A situação é complicada inclusive para países com grandes reservas de petróleo, como o Sudão do Sul, que possui muitas reservas de petróleo mas pouca capacidade própria de refinação, e que decidiu guardar a pequena quantidade de petróleo refinado para gerar praticamente toda a sua irregular produção de eletricidade.

 

O bloqueio do transporte e do comércio de combustível a nível mundial, causado pela guerra no Médio Oriente, está a dificultar o acesso à alimentação e aos cuidados médicos, entre outros. 

O Programa Alimentar Mundial afirma que dezenas de milhares de toneladas de alimentos, destinados a países em guerra ou em situação humanitária degradada, estão bloqueados. 

O mesmo se passa com produtos farmacêuticos. 113 mil euros em produtos farmacêuticos encontram-se retidos no Dubai e destinados ao Sudão devastado pela guerra. 670 caixas de alimentos terapêuticos estão retidas na India, destinados a crianças gravemente desnutridas na Somália. 

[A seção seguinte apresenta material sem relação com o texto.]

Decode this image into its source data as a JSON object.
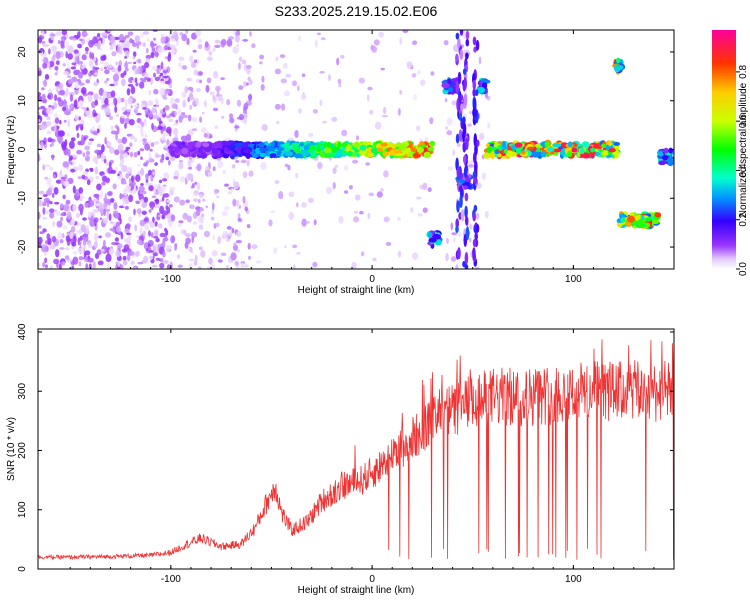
{
  "title": "S233.2025.219.15.02.E06",
  "chart_data": [
    {
      "type": "heatmap",
      "xlabel": "Height of straight line (km)",
      "ylabel": "Frequency (Hz)",
      "xlim": [
        -166,
        150
      ],
      "ylim": [
        -24.5,
        24.5
      ],
      "xticks": [
        -100,
        0,
        100
      ],
      "yticks": [
        -20,
        -10,
        0,
        10,
        20
      ],
      "colorbar": {
        "label": "Normalized spectral amplitude",
        "range": [
          0,
          0.97
        ],
        "ticks": [
          0.0,
          0.2,
          0.4,
          0.6,
          0.8
        ]
      },
      "features": [
        {
          "x_range": [
            -100,
            30
          ],
          "frequency": 0,
          "amplitude_peak": 0.95
        },
        {
          "x_range": [
            57,
            122
          ],
          "frequency": 0,
          "amplitude_peak": 0.95
        },
        {
          "x_range": [
            36,
            42
          ],
          "frequency": 13,
          "amplitude_peak": 0.35
        },
        {
          "x_range": [
            53,
            57
          ],
          "frequency": 13,
          "amplitude_peak": 0.4
        },
        {
          "x_range": [
            28,
            33
          ],
          "frequency": -18.5,
          "amplitude_peak": 0.4
        },
        {
          "x_range": [
            43,
            49
          ],
          "frequency": -6.5,
          "amplitude_peak": 0.3
        },
        {
          "x_range": [
            121,
            124
          ],
          "frequency": 17,
          "amplitude_peak": 0.9
        },
        {
          "x_range": [
            122,
            142
          ],
          "frequency": -14.5,
          "amplitude_peak": 0.9
        },
        {
          "x_range": [
            143,
            150
          ],
          "frequency": -1.5,
          "amplitude_peak": 0.4
        }
      ]
    },
    {
      "type": "line",
      "xlabel": "Height of straight line (km)",
      "ylabel": "SNR (10 * v/v)",
      "xlim": [
        -166,
        150
      ],
      "ylim": [
        0,
        405
      ],
      "xticks": [
        -100,
        0,
        100
      ],
      "yticks": [
        0,
        100,
        200,
        300,
        400
      ],
      "series": [
        {
          "color": "#f03232",
          "x": [
            -166,
            -150,
            -130,
            -110,
            -100,
            -92,
            -85,
            -75,
            -65,
            -58,
            -52,
            -48,
            -45,
            -40,
            -32,
            -25,
            -15,
            -5,
            5,
            15,
            25,
            35,
            45,
            60,
            75,
            90,
            105,
            120,
            135,
            150
          ],
          "y": [
            20,
            20,
            21,
            23,
            28,
            42,
            52,
            38,
            42,
            70,
            115,
            140,
            95,
            65,
            80,
            115,
            140,
            150,
            175,
            205,
            235,
            260,
            275,
            290,
            290,
            295,
            300,
            300,
            300,
            300
          ]
        }
      ]
    }
  ]
}
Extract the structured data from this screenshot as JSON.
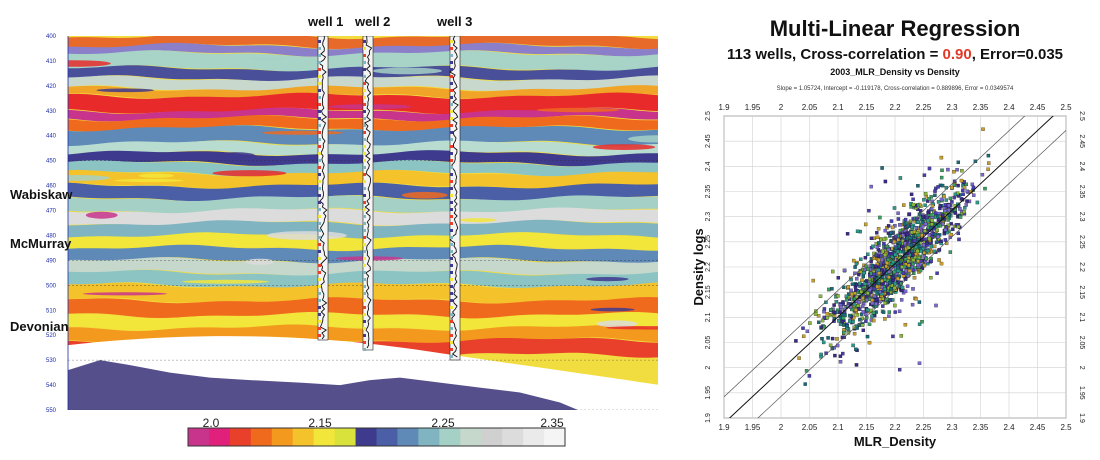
{
  "seismic_section": {
    "wells": [
      "well 1",
      "well 2",
      "well 3"
    ],
    "formations": [
      "Wabiskaw",
      "McMurray",
      "Devonian"
    ],
    "depth_ticks": [
      "400",
      "410",
      "420",
      "430",
      "440",
      "450",
      "460",
      "470",
      "480",
      "490",
      "500",
      "510",
      "520",
      "530",
      "540",
      "550"
    ],
    "colorbar_ticks": [
      "2.0",
      "2.15",
      "2.25",
      "2.35"
    ],
    "colorbar_range": [
      1.95,
      2.42
    ],
    "colorbar_colors": [
      "#c8348c",
      "#e0207a",
      "#e8402a",
      "#f06a1e",
      "#f39a1e",
      "#f4c22a",
      "#f2e63a",
      "#d8e23a",
      "#3e3a8e",
      "#4a5fa6",
      "#5f8ab8",
      "#7fb4c0",
      "#a4d0c6",
      "#c6d8cc",
      "#d0d0d0",
      "#dcdcdc",
      "#eaeaea",
      "#f5f5f5"
    ]
  },
  "regression": {
    "title": "Multi-Linear Regression",
    "subtitle_prefix": "113 wells, Cross-correlation = ",
    "subtitle_value": "0.90",
    "subtitle_suffix": ", Error=0.035",
    "highlight_color": "#e23a2a"
  },
  "chart_data": {
    "type": "scatter",
    "title": "2003_MLR_Density vs Density",
    "subtitle": "Slope = 1.05724, Intercept = -0.119178, Cross-correlation = 0.889896, Error = 0.0349574",
    "xlabel": "MLR_Density",
    "ylabel": "Density logs",
    "xlim": [
      1.9,
      2.5
    ],
    "ylim": [
      1.9,
      2.5
    ],
    "xticks": [
      "1.9",
      "1.95",
      "2",
      "2.05",
      "2.1",
      "2.15",
      "2.2",
      "2.25",
      "2.3",
      "2.35",
      "2.4",
      "2.45",
      "2.5"
    ],
    "yticks": [
      "1.9",
      "1.95",
      "2",
      "2.05",
      "2.1",
      "2.15",
      "2.2",
      "2.25",
      "2.3",
      "2.35",
      "2.4",
      "2.45",
      "2.5"
    ],
    "regression_line": {
      "slope": 1.05724,
      "intercept": -0.119178
    },
    "error_band": 0.035,
    "point_cloud": {
      "count": 1400,
      "x_range": [
        2.02,
        2.38
      ],
      "center": [
        2.2,
        2.2
      ]
    },
    "grid": true
  }
}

Outro exemplo: na Nigéria, onde os preços dos combustíveis subiram 50%, as clínicas estão a ter dificuldades em manter equipamentos a funcionar, e as equipas móveis de saúde reduziram as suas operações, de acordo com a Cruz Vermelha Internacional. 

Alguns governos começaram então a implementar medidas, como no Senegal, onde o governo de Diomaye Faye suspendeu viagens oficiais não-essenciais para reduzir o consumo energético. 

A situação é complicada inclusive para países com grandes reservas de petróleo, como o Sudão do Sul, que possui muitas reservas de petróleo mas pouca capacidade própria de refinação, e que decidiu guardar a pequena quantidade de petróleo refinado para gerar praticamente toda a sua irregular produção de eletricidade.

Na Africa do  Sul, o ministro dos Recursos Minerais propôs que algumas das refinarias desativadas do país fossem reactivadas, embora isso implicasse um impacto ambiental significativo.

Outros países procuram tranquilizar os seus cidadãos quanto aos custos. Em Moçambique a ministra das Finanças garantiu que os preços dos combustíveis no país permanecerão inalterados, e que o país dispõe de mecanismos de protecção, como o fundo de estabilização, com 5 milhões de euros. 

Num relatório publicado a 2 de Abril, o Banco Africano do Desenvolvimento, a União Africana e as Nações Unidas expressam preocupação com as múltiplas consequências da guerra que Washington e Telavive levaram a cabo contra Teerão sobre os equilíbrios económicos e financeiros dos países africanos.